The court of appeals then turned to the relator's "fraud-on-the-FDA theory" of FCA liability, pursuant to which the devices, which require FDA approval, would have been ineligible for reimbursement but for Medtronic's fraud. With regard to the first group of devices at issue, the "extra-use devices," which "could be used for their stated intended use but which were contraindicated for use in the cervical spine," the court of appeals agreed with the district court that "the materiality element cannot be met ... because the federal government allows reimbursement for off-label and even contraindicated used." But with regard to the second group of devices at issue, "contraindicated-only devices," which allegedly "cannot be used for their labeled intended use" and "can only be used for their contraindicated use," "Medtronic's alleged fraud went 'to the very essence of the bargain.'" Indeed, the relator alleged that, due to Medtronic's fraud, "the contraindicated-only devices were not properly cleared for any use: they cannot be used for their labeled intended use (and are thus not substantially similar to the predicate device), and they can only be used for their contraindicated use." Although Medtronic argued that the Ninth Circuit should join the First Circuit in holding that the Federal Food, Drug, and Cosmetic Act (FDCA) bars private parties from asserting FCA claims that the device manufacturer defrauded the FDA during the 510(k)-clearance process concerning a device's intended use, the Ninth Circuit rejected Medtronic's argument and reversed the district court's dismissal of the relator's "fraud-on-the-FDA theory" with respect to contraindicated-only devices.

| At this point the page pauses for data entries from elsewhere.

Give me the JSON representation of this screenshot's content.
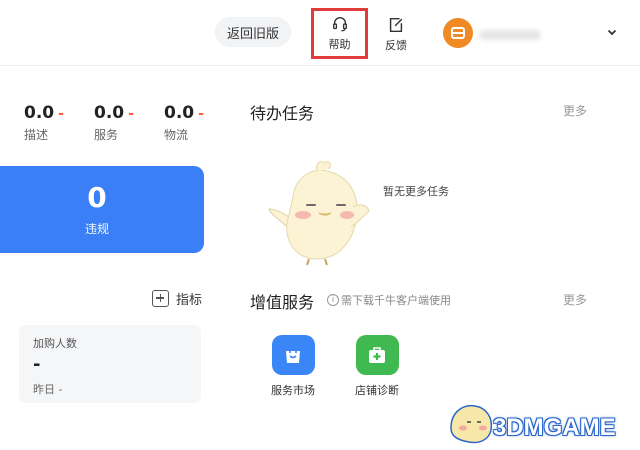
{
  "header": {
    "old_version_label": "返回旧版",
    "help_label": "帮助",
    "feedback_label": "反馈",
    "help_icon": "headset-icon",
    "feedback_icon": "edit-note-icon",
    "avatar_initial": "日",
    "highlight_color": "#e23b3b"
  },
  "stats": [
    {
      "value": "0.0",
      "delta": "-",
      "label": "描述"
    },
    {
      "value": "0.0",
      "delta": "-",
      "label": "服务"
    },
    {
      "value": "0.0",
      "delta": "-",
      "label": "物流"
    }
  ],
  "violation": {
    "count": "0",
    "label": "违规",
    "color": "#3a7ff6"
  },
  "metric_button": {
    "label": "指标"
  },
  "cart": {
    "title": "加购人数",
    "value": "-",
    "yesterday": "昨日 -"
  },
  "todo": {
    "title": "待办任务",
    "more": "更多",
    "empty_text": "暂无更多任务"
  },
  "value_services": {
    "title": "增值服务",
    "hint": "需下载千牛客户端使用",
    "more": "更多",
    "items": [
      {
        "label": "服务市场",
        "icon": "shopping-bag-icon",
        "color": "#3b86f7"
      },
      {
        "label": "店铺诊断",
        "icon": "first-aid-icon",
        "color": "#3fb950"
      }
    ]
  },
  "watermark": {
    "text": "3DMGAME"
  }
}
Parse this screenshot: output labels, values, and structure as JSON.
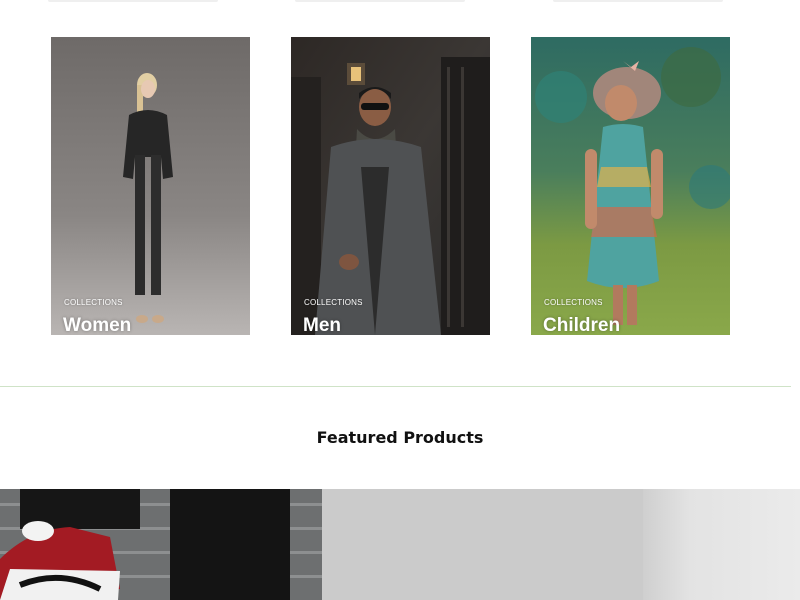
{
  "collections": [
    {
      "eyebrow": "COLLECTIONS",
      "title": "Women",
      "image": "woman-in-black-suit-photo"
    },
    {
      "eyebrow": "COLLECTIONS",
      "title": "Men",
      "image": "man-in-grey-coat-photo"
    },
    {
      "eyebrow": "COLLECTIONS",
      "title": "Children",
      "image": "girl-in-floral-dress-photo"
    }
  ],
  "featured": {
    "heading": "Featured Products",
    "products": [
      {
        "image": "red-white-sneaker-photo"
      },
      {
        "image": "grey-product-placeholder"
      },
      {
        "image": "light-grey-product-photo"
      }
    ]
  },
  "colors": {
    "divider": "#cfe3c7",
    "heading": "#111111",
    "card_text": "#ffffff"
  }
}
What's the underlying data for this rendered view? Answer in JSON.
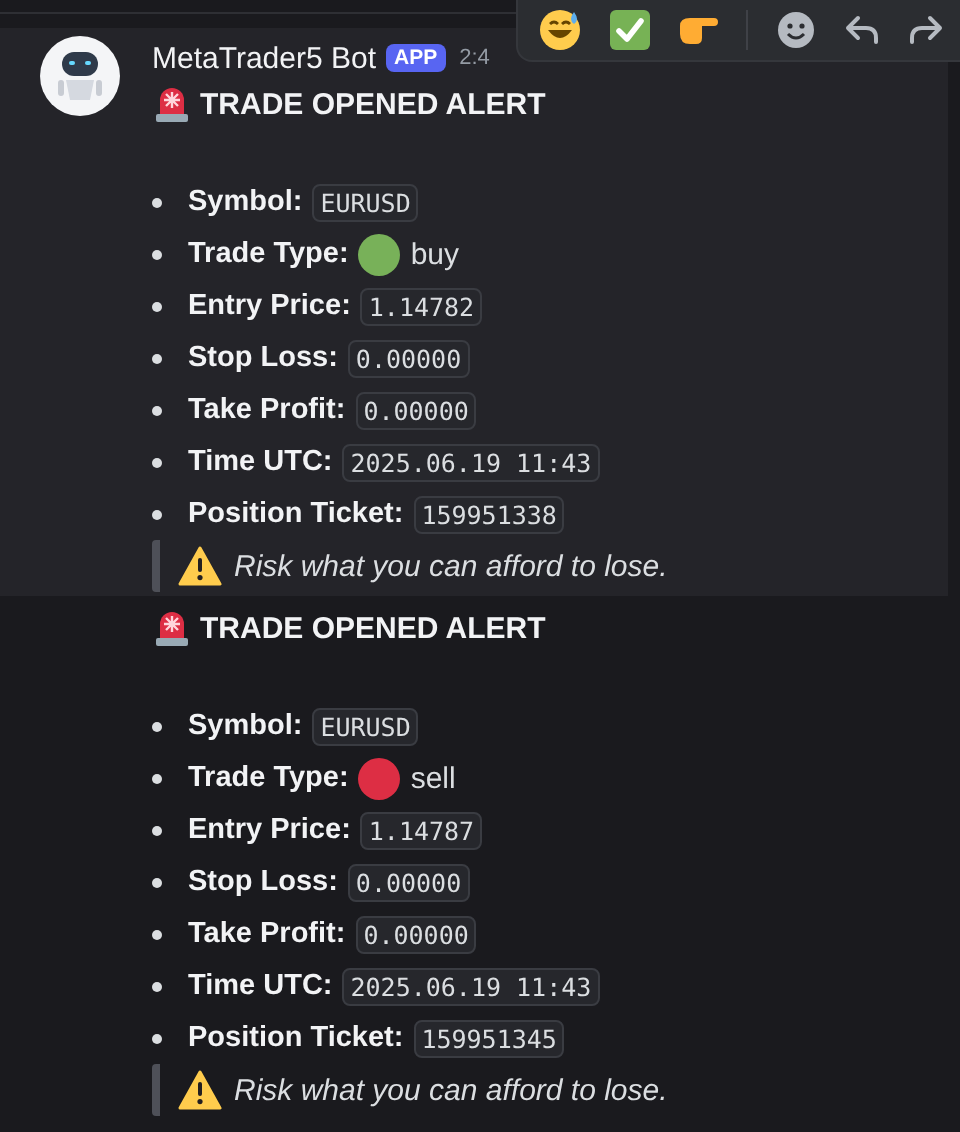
{
  "messages": [
    {
      "hovered": true,
      "author": "MetaTrader5 Bot",
      "badge": "APP",
      "time": "2:4",
      "title": "TRADE OPENED ALERT",
      "fields": [
        {
          "kind": "code",
          "label": "Symbol:",
          "value": "EURUSD"
        },
        {
          "kind": "dot",
          "label": "Trade Type:",
          "value": "buy",
          "color": "#78b159"
        },
        {
          "kind": "code",
          "label": "Entry Price:",
          "value": "1.14782"
        },
        {
          "kind": "code",
          "label": "Stop Loss:",
          "value": "0.00000"
        },
        {
          "kind": "code",
          "label": "Take Profit:",
          "value": "0.00000"
        },
        {
          "kind": "code",
          "label": "Time UTC:",
          "value": "2025.06.19 11:43"
        },
        {
          "kind": "code",
          "label": "Position Ticket:",
          "value": "159951338"
        }
      ],
      "quote": "Risk what you can afford to lose."
    },
    {
      "hovered": false,
      "title": "TRADE OPENED ALERT",
      "fields": [
        {
          "kind": "code",
          "label": "Symbol:",
          "value": "EURUSD"
        },
        {
          "kind": "dot",
          "label": "Trade Type:",
          "value": "sell",
          "color": "#dd2e44"
        },
        {
          "kind": "code",
          "label": "Entry Price:",
          "value": "1.14787"
        },
        {
          "kind": "code",
          "label": "Stop Loss:",
          "value": "0.00000"
        },
        {
          "kind": "code",
          "label": "Take Profit:",
          "value": "0.00000"
        },
        {
          "kind": "code",
          "label": "Time UTC:",
          "value": "2025.06.19 11:43"
        },
        {
          "kind": "code",
          "label": "Position Ticket:",
          "value": "159951345"
        }
      ],
      "quote": "Risk what you can afford to lose."
    }
  ]
}
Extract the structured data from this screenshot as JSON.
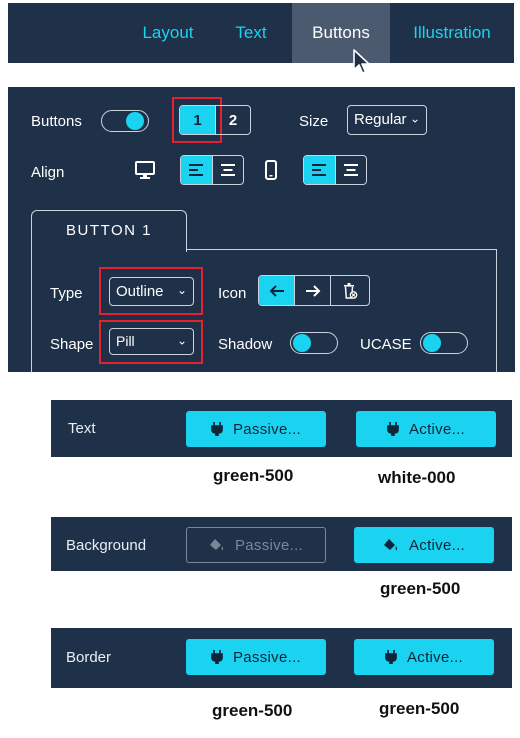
{
  "tabs": [
    {
      "label": "Layout",
      "active": false
    },
    {
      "label": "Text",
      "active": false
    },
    {
      "label": "Buttons",
      "active": true
    },
    {
      "label": "Illustration",
      "active": false
    }
  ],
  "panel": {
    "buttons_label": "Buttons",
    "buttons_toggle_on": true,
    "button_numbers": [
      "1",
      "2"
    ],
    "size_label": "Size",
    "size_value": "Regular",
    "align_label": "Align",
    "subtab_label": "BUTTON 1",
    "type_label": "Type",
    "type_value": "Outline",
    "icon_label": "Icon",
    "shape_label": "Shape",
    "shape_value": "Pill",
    "shadow_label": "Shadow",
    "ucase_label": "UCASE"
  },
  "rows": [
    {
      "label": "Text",
      "passive_label": "Passive...",
      "active_label": "Active...",
      "passive_caption": "green-500",
      "active_caption": "white-000"
    },
    {
      "label": "Background",
      "passive_label": "Passive...",
      "active_label": "Active...",
      "passive_caption": "",
      "active_caption": "green-500"
    },
    {
      "label": "Border",
      "passive_label": "Passive...",
      "active_label": "Active...",
      "passive_caption": "green-500",
      "active_caption": "green-500"
    }
  ],
  "colors": {
    "panel_bg": "#1f3049",
    "accent": "#19d3f0",
    "highlight": "#e52230",
    "active_tab_bg": "#4b5a6e"
  },
  "icons": [
    "arrow-cursor-icon",
    "desktop-icon",
    "mobile-icon",
    "align-left-icon",
    "align-center-icon",
    "arrow-left-icon",
    "arrow-right-icon",
    "trash-icon",
    "plug-icon",
    "paint-bucket-icon"
  ]
}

Finally, the court of appeals addressed the relator's AKS claim, which also was dismissed by the district court. The relator first alleged that "Medtronic entered into improper rebate agreements with hospitals to buy the Subject Devices." But because the AKS exempts from its scope discounts offered to providers if properly disclosed to and reflected in charges to the federal program" and "Medicaid allows rebate agreements so long as the state Medicaid programs are offered the same pricing," the relator could not state a claim. The relator next alleged that "Medtronic remunerated physicians by paying the costs, including food, travel, and promotional expenses, in connection with certain business development events." But because the relator's "general allegations d[id] not identify any physicians, or categories of them, who actually received payment in connection with decisions—in which they participated—to purchase or use [] any of the Subject Devices," the relator did not state a claim. Accordingly, the court of appeals affirmed the district court's dismissal of the relator's AKS claim.